运动作为一种生活方式的改变是非酒精性脂肪性肝病 (NAFLD) 的一线治疗方法,但运动的哪些成分能减轻脂肪变性尚不清楚。为了将肥胖中肌肉质量增加的效应与体重减轻分开,肌生成抑制素敲除 (Mstn-/-) 小鼠在瘦型和肥胖型背景下进行繁殖。Mstn 缺失增加了腓肠肌 (Gastrocn.) 质量,减少了肥胖小鼠的肝脂肪变性和肝固醇调节元件结合蛋白 1 (SREBP1) 的表达,而对肥胖或体重没有影响。有趣的是,肌肉肥大减少了 小鼠的肝 NADPH 氧化酶 1 (NOX1) 表达,但不减少 NADPH 氧化酶 4 (NOX4)。为了评估 在脂肪变性中的确定性作用,将 敲除 (KO) 小鼠在瘦型和 背景下繁殖。NOX1 缺失显著减弱了肥胖小鼠的肝氧化应激、脂肪变性和 SREBP1 编程,与肌肉肥大平行,而对肥胖、葡萄糖控制或高甘油三酯血症没有改善,提示存在非靶点效应。直接评估 NOX1 对 SREBP1 的作用,在过表达 NOX1、NADPH 氧化酶组织者 1 (NOXO1) 和 NADPH 氧化酶激活剂 1 (NOXA1) 或 NOX5 的 HepG2 细胞中,胰岛素 (Ins) 介导的 表达显著增加,而?-半乳糖苷酶对照病毒表明超氧阴离子是 NOX1 对 作用的关键机制性物质。
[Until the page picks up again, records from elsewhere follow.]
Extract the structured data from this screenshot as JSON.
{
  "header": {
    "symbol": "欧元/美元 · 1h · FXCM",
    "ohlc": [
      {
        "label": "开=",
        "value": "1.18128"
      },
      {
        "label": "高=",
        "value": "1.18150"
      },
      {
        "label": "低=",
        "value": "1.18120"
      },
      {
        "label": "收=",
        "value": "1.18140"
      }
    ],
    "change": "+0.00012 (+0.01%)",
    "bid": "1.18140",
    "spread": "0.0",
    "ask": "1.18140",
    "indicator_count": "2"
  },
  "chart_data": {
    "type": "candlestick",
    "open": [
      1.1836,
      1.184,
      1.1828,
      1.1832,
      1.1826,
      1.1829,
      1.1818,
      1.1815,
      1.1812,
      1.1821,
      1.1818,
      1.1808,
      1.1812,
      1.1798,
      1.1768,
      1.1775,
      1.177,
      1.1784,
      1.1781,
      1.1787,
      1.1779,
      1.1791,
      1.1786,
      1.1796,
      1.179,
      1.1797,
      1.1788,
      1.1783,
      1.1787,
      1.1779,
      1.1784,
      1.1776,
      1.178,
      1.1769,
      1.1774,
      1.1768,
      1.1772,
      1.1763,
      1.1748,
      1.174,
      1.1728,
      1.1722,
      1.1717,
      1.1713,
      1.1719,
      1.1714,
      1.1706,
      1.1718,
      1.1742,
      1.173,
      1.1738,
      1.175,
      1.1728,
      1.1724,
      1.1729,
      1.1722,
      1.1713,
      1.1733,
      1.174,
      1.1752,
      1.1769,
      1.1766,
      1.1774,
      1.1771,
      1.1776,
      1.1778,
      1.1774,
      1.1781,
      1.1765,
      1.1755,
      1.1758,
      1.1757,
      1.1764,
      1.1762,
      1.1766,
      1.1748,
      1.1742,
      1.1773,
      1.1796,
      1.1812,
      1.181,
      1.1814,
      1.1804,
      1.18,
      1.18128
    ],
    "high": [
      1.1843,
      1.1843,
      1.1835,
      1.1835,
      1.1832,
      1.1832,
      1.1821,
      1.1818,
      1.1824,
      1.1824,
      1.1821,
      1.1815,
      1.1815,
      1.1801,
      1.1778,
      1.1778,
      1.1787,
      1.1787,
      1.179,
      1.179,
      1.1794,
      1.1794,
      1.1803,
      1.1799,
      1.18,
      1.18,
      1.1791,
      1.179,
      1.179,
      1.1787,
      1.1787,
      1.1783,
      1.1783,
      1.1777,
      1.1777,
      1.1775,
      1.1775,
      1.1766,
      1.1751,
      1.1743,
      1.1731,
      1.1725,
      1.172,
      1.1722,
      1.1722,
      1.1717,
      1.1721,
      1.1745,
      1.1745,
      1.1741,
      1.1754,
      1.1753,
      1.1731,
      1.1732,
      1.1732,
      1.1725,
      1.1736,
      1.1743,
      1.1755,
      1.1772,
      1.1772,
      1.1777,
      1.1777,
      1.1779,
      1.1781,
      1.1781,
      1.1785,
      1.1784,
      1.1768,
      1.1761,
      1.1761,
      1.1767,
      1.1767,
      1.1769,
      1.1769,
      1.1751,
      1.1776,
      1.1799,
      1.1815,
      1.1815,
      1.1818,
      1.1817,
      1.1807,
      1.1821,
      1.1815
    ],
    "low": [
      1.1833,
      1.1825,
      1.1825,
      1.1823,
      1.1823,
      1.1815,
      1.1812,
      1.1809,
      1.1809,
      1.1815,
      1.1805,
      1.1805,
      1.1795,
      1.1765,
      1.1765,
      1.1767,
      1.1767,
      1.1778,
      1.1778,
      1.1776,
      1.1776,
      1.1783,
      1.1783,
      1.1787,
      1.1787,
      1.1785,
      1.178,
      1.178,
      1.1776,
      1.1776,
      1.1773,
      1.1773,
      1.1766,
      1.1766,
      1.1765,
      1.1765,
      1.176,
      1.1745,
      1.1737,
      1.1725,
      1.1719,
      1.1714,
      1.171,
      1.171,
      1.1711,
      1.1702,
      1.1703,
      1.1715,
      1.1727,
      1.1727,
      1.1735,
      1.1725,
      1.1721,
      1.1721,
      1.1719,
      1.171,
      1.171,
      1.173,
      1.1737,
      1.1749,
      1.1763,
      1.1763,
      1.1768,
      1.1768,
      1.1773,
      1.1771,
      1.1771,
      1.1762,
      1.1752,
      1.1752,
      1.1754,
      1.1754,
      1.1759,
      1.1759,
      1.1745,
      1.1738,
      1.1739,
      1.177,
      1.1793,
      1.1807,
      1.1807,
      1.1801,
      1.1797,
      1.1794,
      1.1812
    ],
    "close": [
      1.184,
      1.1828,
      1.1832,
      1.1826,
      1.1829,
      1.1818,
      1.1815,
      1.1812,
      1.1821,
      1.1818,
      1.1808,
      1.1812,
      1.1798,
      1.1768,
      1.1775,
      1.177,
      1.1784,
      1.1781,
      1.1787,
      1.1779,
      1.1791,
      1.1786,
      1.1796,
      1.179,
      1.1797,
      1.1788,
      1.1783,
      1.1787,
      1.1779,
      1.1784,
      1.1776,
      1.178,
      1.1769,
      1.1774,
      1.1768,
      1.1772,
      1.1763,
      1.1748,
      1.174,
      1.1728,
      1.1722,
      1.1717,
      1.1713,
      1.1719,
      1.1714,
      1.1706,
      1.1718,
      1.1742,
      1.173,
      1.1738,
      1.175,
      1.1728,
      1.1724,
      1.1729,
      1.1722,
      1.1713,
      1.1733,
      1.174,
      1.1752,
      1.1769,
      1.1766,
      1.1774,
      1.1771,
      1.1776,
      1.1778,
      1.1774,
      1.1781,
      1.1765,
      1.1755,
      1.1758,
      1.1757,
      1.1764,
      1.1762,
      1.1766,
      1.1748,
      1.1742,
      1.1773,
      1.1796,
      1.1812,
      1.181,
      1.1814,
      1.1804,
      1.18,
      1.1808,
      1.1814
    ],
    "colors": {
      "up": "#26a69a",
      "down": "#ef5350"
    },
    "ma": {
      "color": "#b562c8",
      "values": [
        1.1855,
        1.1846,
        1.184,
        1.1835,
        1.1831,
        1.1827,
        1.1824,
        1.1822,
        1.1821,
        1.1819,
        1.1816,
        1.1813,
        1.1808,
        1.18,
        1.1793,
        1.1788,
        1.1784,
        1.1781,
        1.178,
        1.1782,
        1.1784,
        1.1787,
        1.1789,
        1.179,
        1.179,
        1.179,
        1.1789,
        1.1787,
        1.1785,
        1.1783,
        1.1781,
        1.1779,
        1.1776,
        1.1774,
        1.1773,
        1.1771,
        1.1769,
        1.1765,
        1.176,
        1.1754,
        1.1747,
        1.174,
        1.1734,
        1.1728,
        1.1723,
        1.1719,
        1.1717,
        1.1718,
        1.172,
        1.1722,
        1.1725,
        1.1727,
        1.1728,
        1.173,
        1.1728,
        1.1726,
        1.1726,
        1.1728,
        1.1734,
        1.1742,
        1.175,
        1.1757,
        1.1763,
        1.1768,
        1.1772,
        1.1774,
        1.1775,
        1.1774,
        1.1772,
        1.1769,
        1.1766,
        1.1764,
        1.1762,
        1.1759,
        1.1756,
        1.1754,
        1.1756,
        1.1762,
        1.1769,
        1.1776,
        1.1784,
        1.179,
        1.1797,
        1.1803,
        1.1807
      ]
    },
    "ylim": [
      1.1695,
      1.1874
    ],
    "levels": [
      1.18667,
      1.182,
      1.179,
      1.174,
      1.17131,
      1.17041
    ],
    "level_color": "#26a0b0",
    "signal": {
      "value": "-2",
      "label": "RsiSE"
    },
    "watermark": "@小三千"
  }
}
使用调节上游葡萄糖和胰岛素信号的生理、遗传和饮食诱导的动物模型评估代谢性 Nox1 调节剂,发现高胰岛素血症是解释肥胖中 Nox1 诱导的脂肪变性的关键代谢紊乱。GEO 数据显示,肝 NOX1 可预测肥胖伴有活检证实的非酒精性脂肪性肝病患者的脂肪变性。总之,这些数据表明,肌肉肥大通过依赖于 NOX1 的机制减弱了 肥胖小鼠中的表达。这项研究证明了一种新的机制,即身体成分的变化,特别是肌肉质量的增加,可防止脂肪性肝病。这种机制涉及 NADPH 氧化酶 1 (NOX1),一种增加超氧阴离子并增加胰岛素信号的酶,导致肝脏脂肪堆积增加。NOX1 可能代表预防脂肪性肝病以避免肝硬化或肝癌等晚期肝病的一个新的早期靶标。